De manière totalement fortuite, je suis tombé récemment sur la collection d’ouvrages Thinkers for Architects, éditée par Routledge. Il est notable de constater que sur les dix-huit titres publiés, 10 portent sur des auteurs français : Lefebvre, Virilio, Merleau-Ponty, Baudrillard, Bourdieu, Irrigaray, Foucault, Deleuze et Guattari, Derrida et Latour. Cela illustre la réalité de la circulation d’un ensemble de travaux universitaires français, ce qu’on appelle la “French theory” (à l’unité néanmoins problématique). Souvent dédaignée voire méprisée pour son jargon et les supposées dérives wokes qu’elle a suscitée, vue comme une sorte d’excentricité des campus “anglo-saxons”, cette “French theory” n’est pas toujours reconnue à sa juste valeur dans notre pays, comme une véritable contribution de l’université française au monde académique. Or, cette circulation a été rendue possible grâce à la traduction, aux circulations d’enseignement et au débat scientifique. On pourrait rétorquer que c’est un phénomène du passé : tous ces auteurs (dont une seule autrice) sont morts. Néanmoins qui peut dire si d’autres auteurs français ou francophones formés en France ne sont pas en train de connaître aujourd’hui le même destin : traduits, discutés, célébrés ? En passant, on pourrait aussi souligner que l’université de Vincennes, berceau d’une partie de ces auteurs, est exactement l’inverse de la standardisation de la production et de la transmission des connaissances que ce que promeut le classement de Shanghai, et son application stéréotypée par nos brillants énarques style V. Pécresse et consorts. La principale finalité de ce mécano académique semble être de produire des monstres bureaucratiques dont le principal critère d’évaluation est la “bonne signature” des chercheurs, afin que les logiciels compilent correctement les citations dans les bases de données de publications pour exceller dans ce type de classement.

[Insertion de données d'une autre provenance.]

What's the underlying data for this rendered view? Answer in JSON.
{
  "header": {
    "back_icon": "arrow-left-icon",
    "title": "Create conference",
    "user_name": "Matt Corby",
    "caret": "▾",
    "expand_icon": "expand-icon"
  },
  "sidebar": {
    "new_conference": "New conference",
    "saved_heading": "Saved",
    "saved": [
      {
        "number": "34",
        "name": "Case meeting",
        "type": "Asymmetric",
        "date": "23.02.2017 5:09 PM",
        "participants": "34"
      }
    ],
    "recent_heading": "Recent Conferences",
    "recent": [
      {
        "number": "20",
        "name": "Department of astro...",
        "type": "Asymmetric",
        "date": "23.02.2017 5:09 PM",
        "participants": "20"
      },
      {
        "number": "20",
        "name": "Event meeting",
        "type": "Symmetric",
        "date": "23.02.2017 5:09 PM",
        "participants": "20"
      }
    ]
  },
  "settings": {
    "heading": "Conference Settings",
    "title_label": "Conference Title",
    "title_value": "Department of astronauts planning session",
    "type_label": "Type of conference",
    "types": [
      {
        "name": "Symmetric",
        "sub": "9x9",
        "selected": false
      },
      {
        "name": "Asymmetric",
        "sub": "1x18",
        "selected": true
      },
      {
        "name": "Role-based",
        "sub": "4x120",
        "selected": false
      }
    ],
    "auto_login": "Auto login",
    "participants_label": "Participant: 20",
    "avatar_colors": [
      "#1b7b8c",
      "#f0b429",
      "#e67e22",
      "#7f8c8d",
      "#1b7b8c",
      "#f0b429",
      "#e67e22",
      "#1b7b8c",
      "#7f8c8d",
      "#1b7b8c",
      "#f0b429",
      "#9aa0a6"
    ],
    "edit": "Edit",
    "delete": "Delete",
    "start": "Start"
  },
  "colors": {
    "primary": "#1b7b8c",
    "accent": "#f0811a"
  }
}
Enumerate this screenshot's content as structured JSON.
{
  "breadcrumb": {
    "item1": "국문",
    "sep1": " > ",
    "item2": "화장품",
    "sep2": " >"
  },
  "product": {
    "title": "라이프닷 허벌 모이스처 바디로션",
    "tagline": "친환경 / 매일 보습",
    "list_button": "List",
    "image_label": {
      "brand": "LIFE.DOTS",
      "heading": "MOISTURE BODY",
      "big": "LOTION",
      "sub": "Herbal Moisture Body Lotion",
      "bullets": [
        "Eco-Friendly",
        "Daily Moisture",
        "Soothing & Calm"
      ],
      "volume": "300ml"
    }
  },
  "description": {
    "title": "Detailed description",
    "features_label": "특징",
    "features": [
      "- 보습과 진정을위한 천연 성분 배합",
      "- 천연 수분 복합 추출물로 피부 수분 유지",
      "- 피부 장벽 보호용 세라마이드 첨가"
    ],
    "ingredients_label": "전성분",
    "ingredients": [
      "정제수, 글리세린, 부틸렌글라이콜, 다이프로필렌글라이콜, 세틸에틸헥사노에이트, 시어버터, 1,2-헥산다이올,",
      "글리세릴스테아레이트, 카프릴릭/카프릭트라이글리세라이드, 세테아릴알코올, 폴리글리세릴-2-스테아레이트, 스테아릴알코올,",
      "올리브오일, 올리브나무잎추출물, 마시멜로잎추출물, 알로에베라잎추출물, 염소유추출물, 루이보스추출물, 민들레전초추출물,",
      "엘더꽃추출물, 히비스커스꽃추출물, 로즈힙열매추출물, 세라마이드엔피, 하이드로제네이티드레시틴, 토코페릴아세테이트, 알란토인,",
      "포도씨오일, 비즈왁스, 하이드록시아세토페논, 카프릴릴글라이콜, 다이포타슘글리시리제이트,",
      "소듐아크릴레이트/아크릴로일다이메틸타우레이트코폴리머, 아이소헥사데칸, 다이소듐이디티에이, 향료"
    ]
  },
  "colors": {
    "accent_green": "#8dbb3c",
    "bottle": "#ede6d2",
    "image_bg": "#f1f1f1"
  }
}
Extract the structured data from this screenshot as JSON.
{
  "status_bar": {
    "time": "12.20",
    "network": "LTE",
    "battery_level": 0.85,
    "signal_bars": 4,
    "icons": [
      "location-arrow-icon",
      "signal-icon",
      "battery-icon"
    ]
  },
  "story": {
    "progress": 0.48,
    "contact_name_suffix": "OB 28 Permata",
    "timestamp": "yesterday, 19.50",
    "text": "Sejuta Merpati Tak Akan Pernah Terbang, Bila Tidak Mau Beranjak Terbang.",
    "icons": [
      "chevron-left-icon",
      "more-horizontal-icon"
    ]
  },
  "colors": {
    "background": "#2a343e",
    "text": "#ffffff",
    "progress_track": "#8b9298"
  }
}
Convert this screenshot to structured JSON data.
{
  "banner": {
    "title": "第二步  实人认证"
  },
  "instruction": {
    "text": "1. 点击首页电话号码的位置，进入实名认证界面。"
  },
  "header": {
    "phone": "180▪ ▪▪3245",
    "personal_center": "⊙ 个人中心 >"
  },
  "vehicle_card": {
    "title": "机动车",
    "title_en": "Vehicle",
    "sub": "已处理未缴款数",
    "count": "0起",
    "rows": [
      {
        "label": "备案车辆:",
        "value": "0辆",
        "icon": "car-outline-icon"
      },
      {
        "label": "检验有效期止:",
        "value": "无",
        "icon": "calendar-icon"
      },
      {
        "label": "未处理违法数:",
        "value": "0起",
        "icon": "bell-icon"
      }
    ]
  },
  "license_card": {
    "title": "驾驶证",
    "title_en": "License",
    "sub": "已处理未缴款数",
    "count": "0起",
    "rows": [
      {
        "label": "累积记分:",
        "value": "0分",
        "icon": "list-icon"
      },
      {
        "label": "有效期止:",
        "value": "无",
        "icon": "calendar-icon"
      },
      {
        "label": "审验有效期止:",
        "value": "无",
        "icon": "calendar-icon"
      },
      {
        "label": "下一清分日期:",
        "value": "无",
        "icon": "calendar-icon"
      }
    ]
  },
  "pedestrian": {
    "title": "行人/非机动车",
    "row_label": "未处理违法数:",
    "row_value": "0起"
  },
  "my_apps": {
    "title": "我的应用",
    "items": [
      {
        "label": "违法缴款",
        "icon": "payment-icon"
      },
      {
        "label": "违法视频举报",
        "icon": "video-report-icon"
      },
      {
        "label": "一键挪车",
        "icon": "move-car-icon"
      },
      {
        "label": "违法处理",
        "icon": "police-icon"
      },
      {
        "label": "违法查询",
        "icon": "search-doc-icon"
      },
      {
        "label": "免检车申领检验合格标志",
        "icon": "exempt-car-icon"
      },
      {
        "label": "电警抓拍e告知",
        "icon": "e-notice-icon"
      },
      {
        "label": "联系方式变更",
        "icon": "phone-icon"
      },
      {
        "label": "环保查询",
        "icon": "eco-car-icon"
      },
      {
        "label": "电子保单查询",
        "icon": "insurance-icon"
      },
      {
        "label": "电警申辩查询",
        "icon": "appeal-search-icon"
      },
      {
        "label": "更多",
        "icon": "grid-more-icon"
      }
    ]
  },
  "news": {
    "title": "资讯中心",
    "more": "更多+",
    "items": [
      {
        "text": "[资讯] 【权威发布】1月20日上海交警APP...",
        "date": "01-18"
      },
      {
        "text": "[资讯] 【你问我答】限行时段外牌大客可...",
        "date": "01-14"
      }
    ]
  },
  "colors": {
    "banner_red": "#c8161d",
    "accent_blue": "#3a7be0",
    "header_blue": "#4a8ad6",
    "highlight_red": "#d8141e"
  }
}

Pour appréhender justement cette circulation en train de se faire, l’article aurait pu se pencher sur la plateforme internationale que Cairn tente de promouvoir depuis des années, et qui selon ma perception, est bien peu utile pour faciliter cette circulation de travaux francophones. Combien d’universités étrangères y sont abonnées ? Combien de “consultations” génère-t-elle ? A travers les revues auxquelles je participe comme membre de la rédaction ou comme auteur, et sur lesquelles j’ai publié des traductions anglaises, je peux témoigner d’un dispositif techniquement problématique, la même url étant par exemple utilisée pour le texte français et sa traduction anglaise, ce qui ne permet pas d’indexer correctement ces textes en anglais. Au contraire de la pratique chez Openedition.org où les traductions ont une url propre. Je doute que Cairn joue un rôle efficace sur ce plan…
Entendons-nous : réfléchir à d’autres critères d’objectivation du travail des chercheurs et chercheuses dans les universités, mettre en valeur un portail tel que Cairn, qui avec Openedition Journals a beaucoup fait pour diffuser largement, en France déjà, et au niveau international à un degré moindre, tout cela est très bien. Mais les classements proposés n’ont rien d’alternatifs en ce qu’ils reproduisent cette idée d’une hiérarchisation sur des critères simplistes, ici difficilement étalonnables et surtout reproduisant la logique de mise en concurrence au lieu de réfléchir à d’autres logiques qui font avancer la science, telles que la coopération, la formation, etc. C’est en cela que la proposition de cet article me semble manquer sa cible.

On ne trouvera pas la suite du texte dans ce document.